The diabolically clever science-fiction film Limitless begins with Eddie Morra (Bradley Cooper), a wannabe New York writer who’s been creatively blocked for several years. After his girlfriend Lindy (Abbie Cornish) finally cuts him loose, Eddie’s chance meeting with his ex-drug-dealing ex-brother-in-law (Johnny Whitworth) nets him a free sample of a new brain-boosting pill that’s been kicking around the pharmaceutical industry. Under the drug’s influence, Eddie starts and finishes his sci-fi novel in four days, blowing his editor’s mind in the process.

Then he switches to a career in day trading and makes so much money so fast that he attracts the attention of finance mogul Carl van Loon (Robert De Niro). Eddie’s newfound intelligence gives him an irresistible high — who wouldn’t want to be able to speak fluent Italian, play classical piano, and become an expert on world history in a matter of hours? Yet as typically happens in movies like this, there’s a huge catch. Eddie’s drug connection turns up murdered, which severely limits Eddie’s supply. The pills have nasty side effects, too, especially when it comes to withdrawal.

filmThe role is a great showcase for the sharply handsome, raffishly funny Cooper, who’s equally convincing as the unkempt, feckless artiste we see at the beginning and as the clean-cut, dangerously smart operator that Eddie turns into. Cooper knows how to deploy his good looks, charm, and confidence in winning ways and also when to let them curdle into arrogant douchebaggery (or worse, as in Wedding Crashers). He performs a fine balancing act between those poles here, and he plays the middle section of the film with the exhilaration of a man who isn’t yet fully in control of his own souped-up brain. The entire movie would fall apart if it weren’t for the intelligence glinting in Cooper’s icy blue eyes.

This is the first film from director Neil Burger since his 2006 period thriller The Illusionist, not to be confused with the recent French animated movie by the same name. He and cinematographer Jo Willems are equally at home depicting the seediness of Eddie’s early surroundings and the ritziness of the world that his mental acuity gives him access to. Burger pulls everything out of his bag of visual tricks to convey Eddie’s altered state: fish-eye lenses, lighting changes, tracking shots hurtling forward, letters and numbers falling into place around Eddie as he thinks. There’s a superb WTF? moment when Eddie first takes the drug, hears someone walking up the steps behind him in his apartment building, and looks back to see himself. Burger’s direction is no less virtuoso when the movie bursts into action, like a scene in which an assassin (Tomas Arana) chases Lindy into Central Park and she does the smart thing by running toward two large muscular men jogging nearby.


The script is by Leslie Dixon, who’s not known for penning cerebral films (Hairspray, Mrs.
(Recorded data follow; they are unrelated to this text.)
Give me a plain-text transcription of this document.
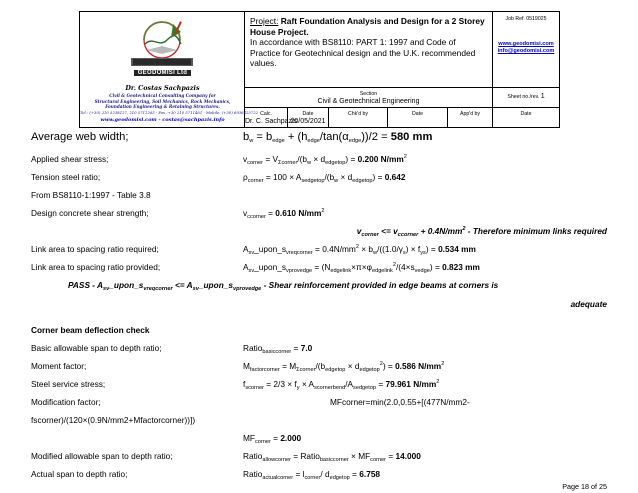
GEODOMISI Ltd
Dr. Costas Sachpazis
Civil & Geotechnical Consulting Company for
Structural Engineering, Soil Mechanics, Rock Mechanics,
Foundation Engineering & Retaining Structures.
Tel.: (+30) 210 5238127, 210 5711263 - Fax.:+30 210 5711461 - Mobile: (+30) 6936425722
www.geodomisi.com - costas@sachpazis.info
Project: Raft Foundation Analysis and Design for a 2 Storey House Project.
In accordance with BS8110: PART 1: 1997 and Code of Practice for Geotechnical design and the U.K. recommended values.
Job Ref. 0519025
www.geodomisi.com
info@geodomisi.com
Section
Civil & Geotechnical Engineering
Sheet no./rev. 1
Calc.
Dr. C. Sachpazis
Date
20/05/2021
Chk'd by	Date	App'd by	Date
Average web width;	$b_w = b_{edge} + (h_{edge}/\tan(\alpha_{edge}))/2 = 580$ mm
Applied shear stress;	$v_{corner} = V_{\Sigma corner}/(b_w \times d_{edgetop}) = 0.200$ $N/mm^2$
Tension steel ratio;	$\rho_{corner} = 100 \times A_{sedgetop}/(b_w \times d_{edgetop}) = 0.642$
From BS8110-1:1997 - Table 3.8
Design concrete shear strength;	$v_{ccorner} = 0.610$ $N/mm^2$
$v_{corner} <= v_{ccorner} + 0.4N/mm^2$ - Therefore minimum links required
Link area to spacing ratio required;	$A_{sv}\_upon\_s_{vreqcorner} = 0.4N/mm^2 \times b_w/((1.0/\gamma_s) \times f_{ys}) = 0.534$ mm
Link area to spacing ratio provided;	$A_{sv}\_upon\_s_{vprovedge} = (N_{edgelink}\times\pi\times\varphi_{edgelink}^2/(4\times s_{vedge}) = 0.823$ mm
PASS - $A_{sv}\_upon\_s_{vreqcorner}$ <= $A_{sv}\_upon\_s_{vprovedge}$ - Shear reinforcement provided in edge beams at corners is
adequate
Corner beam deflection check
Basic allowable span to depth ratio;	Ratio$_{basiccorner}$ = 7.0
Moment factor;	$M_{factorcorner} = M_{\Sigma corner}/(b_{edgetop} \times d_{edgetop}^2) = 0.586$ $N/mm^2$
Steel service stress;	$f_{scorner} = 2/3 \times f_y \times A_{scornerbend}/A_{sedgetop} = 79.961$ $N/mm^2$
Modification factor;	MFcorner=min(2.0,0.55+[(477N/mm2-
fscorner)/(120×(0.9N/mm2+Mfactorcorner))])
$MF_{corner} = 2.000$
Modified allowable span to depth ratio;	Ratio$_{allowcorner}$ = Ratio$_{basiccorner}$ × $MF_{corner} = 14.000$
Actual span to depth ratio;	Ratio$_{actualcorner}$ = $l_{corner}/$ $d_{edgetop} = 6.758$
Page 18 of 25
Doubtfire, the remake of Freaky Friday). She adapts the screenplay from the 2001 book The Dark Fields by the Irish novelist Alan Glynn, and she knows that everything from Faust to Flowers for Algernon has conditioned us to think we know how this story will turn out. Her script plays quite deftly with our expectations, packing one huge surprise after another and trading in Glynn’s pat downer ending for something more logical and upbeat. Eddie’s dealings with Carl constantly shift into unexpected channels, and there’s a particularly biting revelation late in the proceedings when a screwed-over Eddie tries to figure out how he’s been outmaneuvered and then sees a CNN report that makes everything fall into place. All he can do is laugh.

You’ll laugh, too. Limitless never coheres as an Icarus-like allegory about knowledge and intellectual ambition, but it is a superb dark comedy that just happens to work as a sci-fi thriller. The story builds toward a climactic scene with Eddie hunkered down in his fortress-like luxury apartment against a group of Russian mobsters. The result is one of the funniest action sequences in recent memory, full of bumbling slapstick and sly in-jokes, plus one hilarious and distinctly sick gag as Eddie takes extreme measures to ingest the last of his pills. That’s not the last turn that this genre exercise has in store for us, but it is a memorably and delightfully depraved one in this satisfying piece of entertainment that makes you feel as if you’ve taken a smart pill yourself.